Scott Alexander’s example of Sunni and Shia Islam is trickier, since they may have started out as a community with a culture and later become merely a culture, I am not sure. I do not believe that this necessarily weakens the culture; many strong cultures were never communities.

Atomization

Insofar as there is a process which may be called “atomization” in modern society, I think it consists in the fact that people are getting richer and, as a result, do not need communities to survive as much. Since communities are defined by lack of alternatives, they are dissolved when alternatives develop.

Aside from the cases of culture communities such as the Amish and intentional communities, the sacrifice of authenticity and individuality is, usually, a compromise made in order to survive, not something valued for its own sake; most people prefer not to hide parts of their personality in order to better fit in with a group.
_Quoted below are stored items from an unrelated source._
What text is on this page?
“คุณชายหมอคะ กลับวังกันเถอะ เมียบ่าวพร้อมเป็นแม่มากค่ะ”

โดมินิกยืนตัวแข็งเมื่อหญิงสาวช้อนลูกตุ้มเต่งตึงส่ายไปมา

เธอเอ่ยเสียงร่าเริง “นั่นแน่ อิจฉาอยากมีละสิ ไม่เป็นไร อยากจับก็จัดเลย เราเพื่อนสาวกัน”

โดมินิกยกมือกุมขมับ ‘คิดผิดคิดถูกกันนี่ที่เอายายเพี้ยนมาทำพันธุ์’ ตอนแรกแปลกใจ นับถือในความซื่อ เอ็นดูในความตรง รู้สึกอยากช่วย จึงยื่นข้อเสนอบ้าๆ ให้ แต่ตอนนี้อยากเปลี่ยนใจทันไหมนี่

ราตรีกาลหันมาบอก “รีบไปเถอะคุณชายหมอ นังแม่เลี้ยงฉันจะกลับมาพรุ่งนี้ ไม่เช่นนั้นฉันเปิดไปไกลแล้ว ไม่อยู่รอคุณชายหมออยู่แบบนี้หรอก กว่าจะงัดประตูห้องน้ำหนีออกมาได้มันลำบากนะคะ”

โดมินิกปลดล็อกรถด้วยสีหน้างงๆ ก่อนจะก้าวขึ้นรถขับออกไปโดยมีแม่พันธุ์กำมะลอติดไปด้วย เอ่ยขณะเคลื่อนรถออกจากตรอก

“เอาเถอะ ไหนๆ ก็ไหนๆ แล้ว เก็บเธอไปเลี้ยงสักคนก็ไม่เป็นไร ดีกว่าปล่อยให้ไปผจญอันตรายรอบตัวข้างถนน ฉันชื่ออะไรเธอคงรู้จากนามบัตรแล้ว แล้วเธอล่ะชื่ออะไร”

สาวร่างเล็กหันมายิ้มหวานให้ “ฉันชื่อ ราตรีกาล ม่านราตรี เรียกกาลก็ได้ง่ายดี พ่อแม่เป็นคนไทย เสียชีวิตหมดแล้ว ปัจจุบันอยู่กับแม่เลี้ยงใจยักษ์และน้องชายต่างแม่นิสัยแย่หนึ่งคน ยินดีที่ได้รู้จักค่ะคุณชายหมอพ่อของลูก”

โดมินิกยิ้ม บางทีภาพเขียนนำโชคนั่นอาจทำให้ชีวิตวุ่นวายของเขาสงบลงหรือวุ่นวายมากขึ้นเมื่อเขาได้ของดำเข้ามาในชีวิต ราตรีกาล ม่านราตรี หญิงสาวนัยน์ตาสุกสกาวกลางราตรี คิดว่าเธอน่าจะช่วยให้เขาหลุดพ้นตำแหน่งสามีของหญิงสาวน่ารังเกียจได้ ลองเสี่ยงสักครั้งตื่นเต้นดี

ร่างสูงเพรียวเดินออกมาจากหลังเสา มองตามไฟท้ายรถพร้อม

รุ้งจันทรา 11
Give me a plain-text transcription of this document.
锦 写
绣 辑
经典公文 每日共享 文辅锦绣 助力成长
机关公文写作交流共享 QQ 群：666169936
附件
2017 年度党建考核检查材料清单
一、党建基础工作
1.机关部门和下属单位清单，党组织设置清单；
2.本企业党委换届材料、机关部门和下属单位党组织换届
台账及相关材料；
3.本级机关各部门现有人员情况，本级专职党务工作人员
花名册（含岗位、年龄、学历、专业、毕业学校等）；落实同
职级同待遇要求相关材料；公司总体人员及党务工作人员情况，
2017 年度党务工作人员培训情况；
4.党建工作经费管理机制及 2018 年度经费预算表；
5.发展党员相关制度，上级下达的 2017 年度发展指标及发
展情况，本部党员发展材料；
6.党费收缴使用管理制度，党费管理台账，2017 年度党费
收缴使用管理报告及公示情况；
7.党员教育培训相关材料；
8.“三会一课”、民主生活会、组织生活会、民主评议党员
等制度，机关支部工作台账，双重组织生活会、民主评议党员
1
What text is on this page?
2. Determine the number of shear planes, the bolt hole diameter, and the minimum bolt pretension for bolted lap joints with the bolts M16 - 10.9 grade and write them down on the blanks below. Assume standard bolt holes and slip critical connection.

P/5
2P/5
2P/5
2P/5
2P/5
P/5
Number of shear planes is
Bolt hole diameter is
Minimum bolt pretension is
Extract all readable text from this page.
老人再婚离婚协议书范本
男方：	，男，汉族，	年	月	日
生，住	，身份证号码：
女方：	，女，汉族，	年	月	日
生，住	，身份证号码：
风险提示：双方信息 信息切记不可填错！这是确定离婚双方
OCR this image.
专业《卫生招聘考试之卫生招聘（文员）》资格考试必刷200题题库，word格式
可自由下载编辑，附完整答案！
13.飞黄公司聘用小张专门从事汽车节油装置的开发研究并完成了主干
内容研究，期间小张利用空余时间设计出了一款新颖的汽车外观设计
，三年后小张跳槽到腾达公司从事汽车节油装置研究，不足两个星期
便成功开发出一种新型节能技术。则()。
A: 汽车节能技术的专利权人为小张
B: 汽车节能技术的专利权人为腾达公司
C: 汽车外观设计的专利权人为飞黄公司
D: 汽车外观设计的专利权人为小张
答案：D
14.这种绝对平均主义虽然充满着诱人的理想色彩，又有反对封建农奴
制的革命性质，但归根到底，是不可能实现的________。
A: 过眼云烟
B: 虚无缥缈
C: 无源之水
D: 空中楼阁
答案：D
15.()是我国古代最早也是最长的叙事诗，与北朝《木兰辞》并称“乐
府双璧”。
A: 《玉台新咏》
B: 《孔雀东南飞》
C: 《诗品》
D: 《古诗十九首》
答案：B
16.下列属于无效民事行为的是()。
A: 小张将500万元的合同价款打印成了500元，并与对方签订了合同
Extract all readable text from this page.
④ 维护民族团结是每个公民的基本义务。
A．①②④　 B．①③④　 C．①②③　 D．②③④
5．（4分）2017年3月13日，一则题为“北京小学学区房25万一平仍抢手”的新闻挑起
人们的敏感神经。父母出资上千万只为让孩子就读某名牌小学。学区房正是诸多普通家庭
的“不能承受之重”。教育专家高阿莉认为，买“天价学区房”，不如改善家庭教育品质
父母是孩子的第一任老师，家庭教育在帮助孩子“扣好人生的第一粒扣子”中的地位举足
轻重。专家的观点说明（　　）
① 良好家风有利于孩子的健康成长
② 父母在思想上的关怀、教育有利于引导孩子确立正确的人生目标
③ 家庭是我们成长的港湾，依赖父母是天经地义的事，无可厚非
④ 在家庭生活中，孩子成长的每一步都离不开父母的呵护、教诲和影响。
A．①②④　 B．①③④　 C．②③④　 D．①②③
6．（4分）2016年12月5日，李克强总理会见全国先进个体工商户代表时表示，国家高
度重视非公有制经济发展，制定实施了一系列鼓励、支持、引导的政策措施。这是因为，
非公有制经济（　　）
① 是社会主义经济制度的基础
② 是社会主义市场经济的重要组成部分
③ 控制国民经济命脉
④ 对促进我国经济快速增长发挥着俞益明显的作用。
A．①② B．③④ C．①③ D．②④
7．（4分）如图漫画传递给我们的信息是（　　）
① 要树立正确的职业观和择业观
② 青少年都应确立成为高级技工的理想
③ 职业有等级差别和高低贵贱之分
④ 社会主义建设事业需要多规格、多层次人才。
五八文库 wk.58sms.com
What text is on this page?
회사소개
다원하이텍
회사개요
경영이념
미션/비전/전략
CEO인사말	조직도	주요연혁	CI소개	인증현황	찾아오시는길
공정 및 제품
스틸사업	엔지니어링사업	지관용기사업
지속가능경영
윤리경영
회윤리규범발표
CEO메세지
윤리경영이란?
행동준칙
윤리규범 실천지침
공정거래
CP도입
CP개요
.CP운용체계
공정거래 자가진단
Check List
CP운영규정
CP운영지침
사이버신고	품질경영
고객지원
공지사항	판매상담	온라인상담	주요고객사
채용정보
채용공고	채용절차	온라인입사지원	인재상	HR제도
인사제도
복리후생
So I consider that atomization is a good thing, insofar as it consists in people getting what they prefer.

Many persons are appalled when they hear me saying that atomization is a good thing, and I think the reason this happens is that they are, like Scott Alexander, confusing cultures with communities. Hence, they think atomization is bad because being part of a culture is enjoyable.

However, I have just explained atomization as an effect that affects communities, not cultures; there are many cultures today, and more cultures than ever thanks to the Internet, such as the rationalist culture that Scott Alexander mentions, which formed entirely online. Atomization is the erosion of communities, whereas cultures are not harmed by it, except the few cultures that depend on communities.

While I think it’s good that communities are on the way out, I have nothing against cultures, and I have generally enjoyed being part of cultures, although I do not fit in with any cultures, very much, these days – and notably, this is perfectly fine, since failing to fit in with cultures is not a survival risk, unlike communities.

So the fact that Scott Alexander confused these two concepts into his blurred concept of “tribe” has really helped me clarify them for myself and notice the difficulties with terminology around this topic.